Тут же официант растворился в воздухе. Впрочем, на него никто, кроме Глеба, не обратил внимания.
Яна раскачивалась на диване. На лице у нее застыла пустая улыбка куклы.
– Я вспомнила, что ты не могла вспомнить. То, что ты не могла вспомнить... надо забыть. – Яна мучительно задумалась. – Я тоже что-то должна вспомнить... Ванька-альпинист? Нет, не он... Да, Глеб, ты говорил, что мы уйдем в нирвану? Мы уже в ней?

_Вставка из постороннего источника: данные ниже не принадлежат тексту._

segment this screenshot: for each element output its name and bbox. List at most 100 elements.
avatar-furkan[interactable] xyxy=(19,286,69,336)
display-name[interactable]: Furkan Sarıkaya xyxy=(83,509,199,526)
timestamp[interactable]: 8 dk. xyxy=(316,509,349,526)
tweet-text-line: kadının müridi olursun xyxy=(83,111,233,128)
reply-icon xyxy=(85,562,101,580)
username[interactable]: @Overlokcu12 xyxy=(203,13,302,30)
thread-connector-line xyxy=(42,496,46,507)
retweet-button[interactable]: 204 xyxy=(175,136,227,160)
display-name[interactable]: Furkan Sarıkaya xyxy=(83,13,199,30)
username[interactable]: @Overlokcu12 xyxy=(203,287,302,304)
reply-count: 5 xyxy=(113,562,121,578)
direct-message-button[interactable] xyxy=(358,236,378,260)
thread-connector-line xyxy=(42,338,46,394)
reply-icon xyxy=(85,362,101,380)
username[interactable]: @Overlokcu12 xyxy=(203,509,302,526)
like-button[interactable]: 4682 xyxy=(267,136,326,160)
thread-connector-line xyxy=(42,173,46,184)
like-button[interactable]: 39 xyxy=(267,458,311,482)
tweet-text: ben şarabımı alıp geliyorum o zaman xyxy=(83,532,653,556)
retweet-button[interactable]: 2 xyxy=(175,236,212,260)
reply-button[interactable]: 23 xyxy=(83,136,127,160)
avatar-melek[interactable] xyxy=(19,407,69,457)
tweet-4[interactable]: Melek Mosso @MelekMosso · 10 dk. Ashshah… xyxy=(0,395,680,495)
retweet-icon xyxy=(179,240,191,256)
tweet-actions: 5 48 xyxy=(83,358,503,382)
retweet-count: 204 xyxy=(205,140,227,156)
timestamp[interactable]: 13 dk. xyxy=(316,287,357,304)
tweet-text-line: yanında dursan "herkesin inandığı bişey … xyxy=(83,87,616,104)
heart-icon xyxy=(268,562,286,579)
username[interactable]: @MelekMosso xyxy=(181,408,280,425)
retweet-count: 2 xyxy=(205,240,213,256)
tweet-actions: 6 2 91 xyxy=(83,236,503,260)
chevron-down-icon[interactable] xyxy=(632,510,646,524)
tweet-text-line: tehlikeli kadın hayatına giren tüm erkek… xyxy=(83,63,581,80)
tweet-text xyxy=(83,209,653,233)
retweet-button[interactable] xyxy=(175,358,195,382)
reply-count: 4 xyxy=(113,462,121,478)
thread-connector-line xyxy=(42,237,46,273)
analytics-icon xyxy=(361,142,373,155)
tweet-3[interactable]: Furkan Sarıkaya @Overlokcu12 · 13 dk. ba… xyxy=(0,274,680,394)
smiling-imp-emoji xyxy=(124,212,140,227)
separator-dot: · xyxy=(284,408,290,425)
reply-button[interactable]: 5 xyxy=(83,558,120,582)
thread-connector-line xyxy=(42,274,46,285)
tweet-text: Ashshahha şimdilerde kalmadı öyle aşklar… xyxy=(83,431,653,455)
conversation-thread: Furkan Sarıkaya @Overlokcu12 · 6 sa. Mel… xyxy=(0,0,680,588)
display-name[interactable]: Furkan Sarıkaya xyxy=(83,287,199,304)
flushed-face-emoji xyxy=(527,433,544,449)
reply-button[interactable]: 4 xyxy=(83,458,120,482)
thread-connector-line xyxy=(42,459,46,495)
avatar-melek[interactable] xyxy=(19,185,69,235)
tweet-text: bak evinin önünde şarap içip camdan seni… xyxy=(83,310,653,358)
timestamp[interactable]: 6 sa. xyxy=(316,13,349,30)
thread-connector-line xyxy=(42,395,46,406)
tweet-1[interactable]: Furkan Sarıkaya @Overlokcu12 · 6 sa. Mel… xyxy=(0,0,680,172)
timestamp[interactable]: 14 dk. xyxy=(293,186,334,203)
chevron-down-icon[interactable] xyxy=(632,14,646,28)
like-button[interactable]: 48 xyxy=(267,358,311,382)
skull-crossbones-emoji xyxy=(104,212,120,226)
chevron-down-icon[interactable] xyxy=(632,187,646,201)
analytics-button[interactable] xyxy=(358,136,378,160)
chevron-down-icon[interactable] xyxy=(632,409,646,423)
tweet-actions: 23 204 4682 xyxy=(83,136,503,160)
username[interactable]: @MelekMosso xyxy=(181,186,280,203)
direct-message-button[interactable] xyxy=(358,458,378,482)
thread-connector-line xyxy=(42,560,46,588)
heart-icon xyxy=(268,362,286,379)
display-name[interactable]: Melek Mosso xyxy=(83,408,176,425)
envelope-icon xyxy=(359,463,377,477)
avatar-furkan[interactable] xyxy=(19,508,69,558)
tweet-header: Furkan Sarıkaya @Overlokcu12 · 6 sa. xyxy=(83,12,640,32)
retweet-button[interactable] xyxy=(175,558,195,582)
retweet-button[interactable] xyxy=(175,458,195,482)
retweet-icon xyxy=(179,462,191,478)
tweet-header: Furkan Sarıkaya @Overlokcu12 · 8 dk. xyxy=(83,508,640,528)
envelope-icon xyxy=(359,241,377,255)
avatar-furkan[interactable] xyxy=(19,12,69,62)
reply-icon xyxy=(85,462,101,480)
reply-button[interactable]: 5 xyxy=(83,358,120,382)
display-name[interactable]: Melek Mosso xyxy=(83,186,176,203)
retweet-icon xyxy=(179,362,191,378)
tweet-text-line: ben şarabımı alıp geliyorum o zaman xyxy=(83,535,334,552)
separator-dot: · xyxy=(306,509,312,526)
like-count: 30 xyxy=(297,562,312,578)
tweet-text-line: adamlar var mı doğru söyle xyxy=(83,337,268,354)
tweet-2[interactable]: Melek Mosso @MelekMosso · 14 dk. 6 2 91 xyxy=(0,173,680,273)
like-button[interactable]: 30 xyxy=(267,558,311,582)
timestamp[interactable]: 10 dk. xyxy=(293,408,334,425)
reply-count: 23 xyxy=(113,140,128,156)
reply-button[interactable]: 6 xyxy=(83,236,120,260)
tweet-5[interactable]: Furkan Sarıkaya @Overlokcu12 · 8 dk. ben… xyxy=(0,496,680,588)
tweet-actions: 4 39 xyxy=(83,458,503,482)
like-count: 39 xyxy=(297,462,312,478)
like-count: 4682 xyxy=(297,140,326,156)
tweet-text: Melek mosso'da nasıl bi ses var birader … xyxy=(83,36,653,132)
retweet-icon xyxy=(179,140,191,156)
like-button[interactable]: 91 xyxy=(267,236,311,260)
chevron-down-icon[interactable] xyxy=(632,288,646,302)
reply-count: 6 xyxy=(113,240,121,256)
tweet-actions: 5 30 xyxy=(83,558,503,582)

– Уже в ней... – мотнул по-лошадиному головой Глеб. – Я комбинирую желания, удовольствие, наслаждение, счастье и всех этих вампиров... Вместе с дозой «хеннеси». За нашу маму! – он плюнул в сторону пляшущих, отхлебнул коньяк из рюмки, задумался. – У мамки бабла – на тонну чистейшей дури...
* * *
В черном углу ночного клуба «Черный бархат» две застывшие нетанцующие фигуры могли сойти за восковых манекенов, если б сутулого парня с липкими волосами на лице не выдавали тремор пальцев, а мужчину в черном – вращающиеся, как шары в подшипнике, зрачки. Эдисон и Холеный, как полководцы после недолгого боя местного значения, наблюдали с «командного пункта» шевеления уцелевшего на поле брани людского состава. Больше всего их занимали трое молодых людей: парень и две девушки за столиком. Они, известное дело, перебрали свежего героина. Что хотели – получили. Перебрали, пережрали, сладко им живется, хотели еще послаще... А завтра им будет тяжело, не то слово – страшно, они увидят зверя, который скажет: я от вас уже никогда не отстану, и вы отныне будете у меня на цепи. И сколько бы вы не просили, не умоляли, ни ползали на коленях, вы станете рабами иглы и черного кайфа, и с каждым разом он будет горше самой горькой полыни, самого смертоубийственного мышьяка... Ну, а завтра, смущаясь, как бы ненароком, да, конечно, в последний раз, приползут и попросят добавки, как детки кашки поутру. Все это Холеный знал, как «букварь наркомана», от первого до последнего слова.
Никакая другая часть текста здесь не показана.